Ryder argued that the rental agency's report to the police that the vehicle was stolen was evidence that they had not consented to Saxon's continued possession of the car.
Forty days pass between the time when this police report was made and [Ryder] wanting to have [its] vehicle back until the accident occurred. In those 40 days, Mr. Sughrim . . . went by Saxon's home to find the vehicle, so he could call the police, so that they could assist him in the recovery. . . . So the question for your very considered decision is was the rental vehicle the subject of a theft or a conversion . . . at the time of the December 25th, 1998 accident? The answer . . . is inescapably yes.
The rule in Florida is that "if jury instructions, viewed as a whole, fairly state the applicable law to the jury, the failure to give particular instructions will not be error." CSX Transp., Inc. v. Whittler, 584 So.2d 579, 586 (Fla. 4th DCA 1991). For that reason, "[a]n instruction is not rendered misleading and harmfully erroneous because the construction of the sentences or the words used are amenable to some criticism, so long as the meaning the court intended to convey is reasonably clear." Kline v. Publix Super Mkts., Inc., 178 So.2d 739, 740 (Fla. 2d DCA 1965).
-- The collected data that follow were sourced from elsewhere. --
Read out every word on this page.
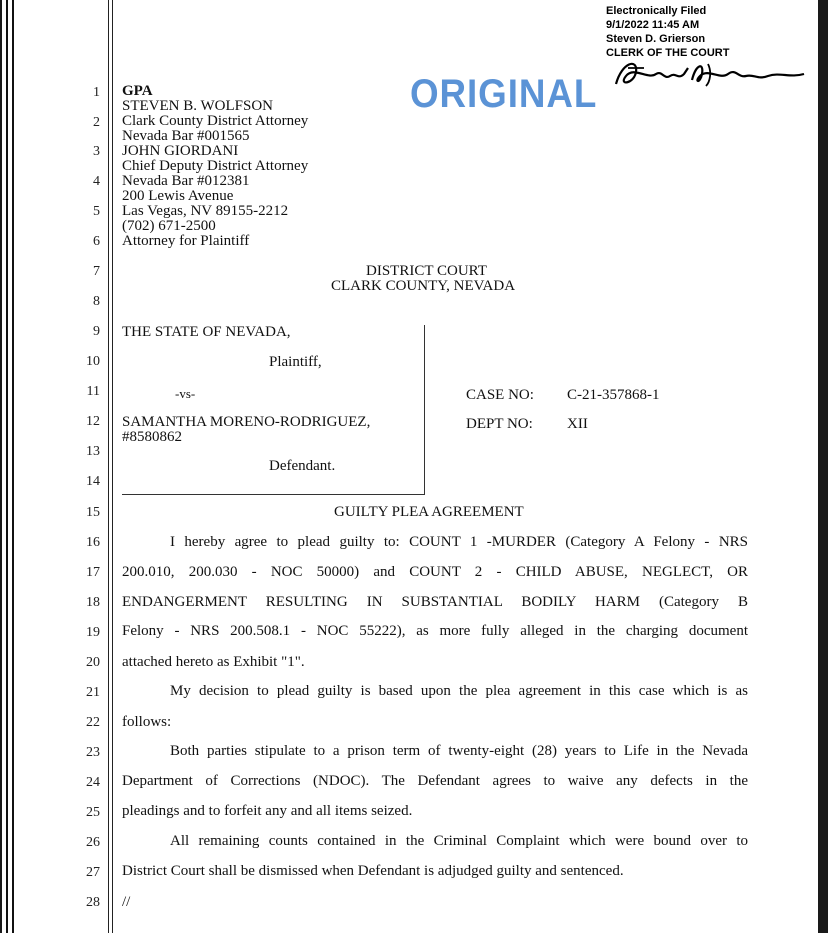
Electronically Filed
9/1/2022 11:45 AM
Steven D. Grierson
CLERK OF THE COURT
ORIGINAL
1
2
3
4
5
6
7
8
9
10
11
12
13
14
15
16
17
18
19
20
21
22
23
24
25
26
27
28
GPA
STEVEN B. WOLFSON
Clark County District Attorney
Nevada Bar #001565
JOHN GIORDANI
Chief Deputy District Attorney
Nevada Bar #012381
200 Lewis Avenue
Las Vegas, NV 89155-2212
(702) 671-2500
Attorney for Plaintiff
DISTRICT COURT
CLARK COUNTY, NEVADA
THE STATE OF NEVADA,
Plaintiff,
-vs-
SAMANTHA MORENO-RODRIGUEZ,
#8580862
Defendant.
CASE NO: C-21-357868-1
DEPT NO: XII
GUILTY PLEA AGREEMENT
I hereby agree to plead guilty to: COUNT 1 -MURDER (Category A Felony - NRS
200.010, 200.030 - NOC 50000) and COUNT 2 - CHILD ABUSE, NEGLECT, OR
ENDANGERMENT RESULTING IN SUBSTANTIAL BODILY HARM (Category B
Felony - NRS 200.508.1 - NOC 55222), as more fully alleged in the charging document
attached hereto as Exhibit "1".
My decision to plead guilty is based upon the plea agreement in this case which is as
follows:
Both parties stipulate to a prison term of twenty-eight (28) years to Life in the Nevada
Department of Corrections (NDOC). The Defendant agrees to waive any defects in the
pleadings and to forfeit any and all items seized.
All remaining counts contained in the Criminal Complaint which were bound over to
District Court shall be dismissed when Defendant is adjudged guilty and sentenced.
//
Typically, reversals based on deficient jury instructions involve incorrect statements of the law. For example, in Bankers Multiple Line Insurance Co. v. Farish, 464 So.2d 530, 533 (Fla. 1985), the trial court gave an instruction that "the greater a defendant's wealth, the greater must be punitive damages." The supreme court reversed for a new trial on punitive damages, since the instruction was "not an accurate rule of law" that had been "specifically repudiated" in an earlier case. Id.; see also Coble v. Am. Parks, 576 So.2d 422, 423 (Fla. 4th DCA 1991) (holding that reversal for a new trial was required where jury instruction relating to fraud "was incorrect"); Poole v. Lowell Dunn Co., 573 So.2d 51, 53-54 (Fla. 3d DCA 1990) (reversal mandated where instruction "misstated Florida law on causation"); Bartier v. Duncan, 541 So.2d 631, 633 (Fla. 1st DCA 1989) (finding that reversal was required where instruction was "incorrect statement of law because substantial parts of the rule were omitted from" Corpus Juris Secundum quotation). This case did not involve an incorrect statement of the law.